Greatest idea for the economy: His Biden Institute pushes technical education and increased bargaining power for American workers as a solution to the lagging working and middle classes.

Follow social media: Twitter: 3.31 million, Facebook: 1.37 million, Instagram: 1.2 million.

Who will like this candidate?: Democrats who think a safe pair of hands is a tested white man, independents who are nostalgic for the Obama administration, Republicans have lost Trump.

Who will hate this candidate: Progressive millennials longing for a new generation of leaders, extreme right-wing conservatives who hated Obama.


Stacey Abrams

AP Photo / John Amis

Stacey Abrams during a gubernatorial debate in Georgia.

A lawyer, businesswoman and writer – she has sold more than 100,000 romantic suspense novels under the pseudonym Selena Montgomery-Abrams was a representative of the Georgian state from 2007 to 2017. She was the Democratic candidate in the 2016 gubernatorial race in that state, narrowly lost to Secretary of State Brian Kemp, who was later accused of voter oppression against women and minorities. That race and its impeccable delivery of the Democratic rebuke to Donald Trump's 2019 State of the Union raised her national profile.

Age: 45 Years in politics: 12

Who gives her money: Her gubernatorial campaign was largely funded by individual donations, many from outside of Georgia. Half – about $ 8 million – were contributions of $ 200 or less.

Greatest idea for the economy: Tackling poverty in the working class by fighting stagnating wages, offering skills training and encouraging financial literacy.

Follow social media: Twitter: 410,000, Facebook: 215,600, Instagram: 386,000.

Who will like this candidate?: Young voters seeking a radically different face for the US presidency are calling for justice reform, extensive access to affordable education and higher investment in the working class.

Who will hate this candidate: Voters looking for a candidate with extensive experience in a senior position, people who are uncomfortable with the idea of ​​a woman of color as president.



Michael Bloomberg

Reuters / Mike Segar

Waiting in the wings.

The billionaire, who earned his money in Wall Street financial information, announced that he would not run on March 5 in 2020. Bloomberg became mayor of New York in 2001 and switched to operate as a republican. He fought controversially for rewriting city rules to make himself run for a third term. He re-registered as a democrat in October 2018. Bloomberg CEO, he is a philanthropist and a political donor, who gives $ 100 million to democratic campaigns in the medium term. He also finances non-profit gun control Everytown for Gun Safety. In a Bloomberg column (paywall) in which he announced his decision, he said he would rather continue his work than campaigns.

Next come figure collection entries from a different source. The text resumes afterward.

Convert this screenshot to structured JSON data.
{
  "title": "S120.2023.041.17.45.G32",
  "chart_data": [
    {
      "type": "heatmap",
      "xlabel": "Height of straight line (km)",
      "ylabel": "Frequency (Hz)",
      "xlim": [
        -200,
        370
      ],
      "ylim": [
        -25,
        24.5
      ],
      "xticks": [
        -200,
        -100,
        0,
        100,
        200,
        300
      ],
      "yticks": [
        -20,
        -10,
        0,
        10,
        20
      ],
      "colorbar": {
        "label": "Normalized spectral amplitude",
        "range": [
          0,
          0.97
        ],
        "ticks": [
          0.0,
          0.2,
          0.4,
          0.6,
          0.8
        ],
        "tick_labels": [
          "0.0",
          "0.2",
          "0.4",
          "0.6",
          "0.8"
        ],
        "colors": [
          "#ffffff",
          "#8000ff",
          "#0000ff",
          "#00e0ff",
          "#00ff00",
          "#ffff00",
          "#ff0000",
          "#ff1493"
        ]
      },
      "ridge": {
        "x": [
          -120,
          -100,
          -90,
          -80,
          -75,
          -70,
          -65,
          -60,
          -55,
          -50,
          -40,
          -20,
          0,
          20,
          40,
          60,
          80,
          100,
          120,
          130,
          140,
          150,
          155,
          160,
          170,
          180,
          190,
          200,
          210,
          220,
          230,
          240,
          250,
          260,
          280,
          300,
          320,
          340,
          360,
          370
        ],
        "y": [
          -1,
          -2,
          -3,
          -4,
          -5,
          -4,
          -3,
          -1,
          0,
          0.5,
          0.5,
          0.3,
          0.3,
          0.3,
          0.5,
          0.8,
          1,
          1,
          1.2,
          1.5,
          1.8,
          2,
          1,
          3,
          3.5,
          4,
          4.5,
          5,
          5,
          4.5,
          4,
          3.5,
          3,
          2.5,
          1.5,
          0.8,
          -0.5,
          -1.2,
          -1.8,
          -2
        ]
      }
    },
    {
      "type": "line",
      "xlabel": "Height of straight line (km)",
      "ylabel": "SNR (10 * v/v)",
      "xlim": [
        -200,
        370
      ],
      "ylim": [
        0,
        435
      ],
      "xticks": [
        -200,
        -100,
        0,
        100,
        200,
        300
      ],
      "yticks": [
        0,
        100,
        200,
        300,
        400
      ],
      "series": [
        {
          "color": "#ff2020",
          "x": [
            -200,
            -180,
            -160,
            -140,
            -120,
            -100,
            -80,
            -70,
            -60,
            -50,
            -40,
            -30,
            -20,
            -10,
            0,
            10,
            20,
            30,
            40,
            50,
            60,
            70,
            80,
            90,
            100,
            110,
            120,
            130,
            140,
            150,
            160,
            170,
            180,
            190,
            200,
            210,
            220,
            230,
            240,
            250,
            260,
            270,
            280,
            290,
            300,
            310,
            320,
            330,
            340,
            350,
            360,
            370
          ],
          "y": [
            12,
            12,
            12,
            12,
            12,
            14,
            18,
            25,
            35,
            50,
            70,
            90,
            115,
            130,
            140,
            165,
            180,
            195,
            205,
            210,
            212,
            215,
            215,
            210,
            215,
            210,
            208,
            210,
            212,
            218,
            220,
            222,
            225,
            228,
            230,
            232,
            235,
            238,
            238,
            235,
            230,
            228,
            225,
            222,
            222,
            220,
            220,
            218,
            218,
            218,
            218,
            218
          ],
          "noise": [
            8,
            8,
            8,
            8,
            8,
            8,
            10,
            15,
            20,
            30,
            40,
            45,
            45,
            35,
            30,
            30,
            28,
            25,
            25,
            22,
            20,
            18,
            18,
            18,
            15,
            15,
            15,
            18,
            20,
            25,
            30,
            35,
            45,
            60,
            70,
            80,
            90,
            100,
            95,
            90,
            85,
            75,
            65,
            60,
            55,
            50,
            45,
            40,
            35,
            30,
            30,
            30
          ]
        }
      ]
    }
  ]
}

Age: 76 Years in politics: 18

Who gives him money: No one. He has funded his own campaigns.

Greatest idea for the economy: Promises that he can lead the US government, the country's largest employer, more efficiently than any recent president.

Follow social media: Twitter: 2.29 million, Facebook: 756,400, Instagram: 191,000.

Who will like this candidate?: Other centrists who think a steady hand means an older billionaire; gun control supporters.

Who will hate this candidate: Anyone hungry to see a younger, less white, less male, non-billionaire is the face of the Democratic party.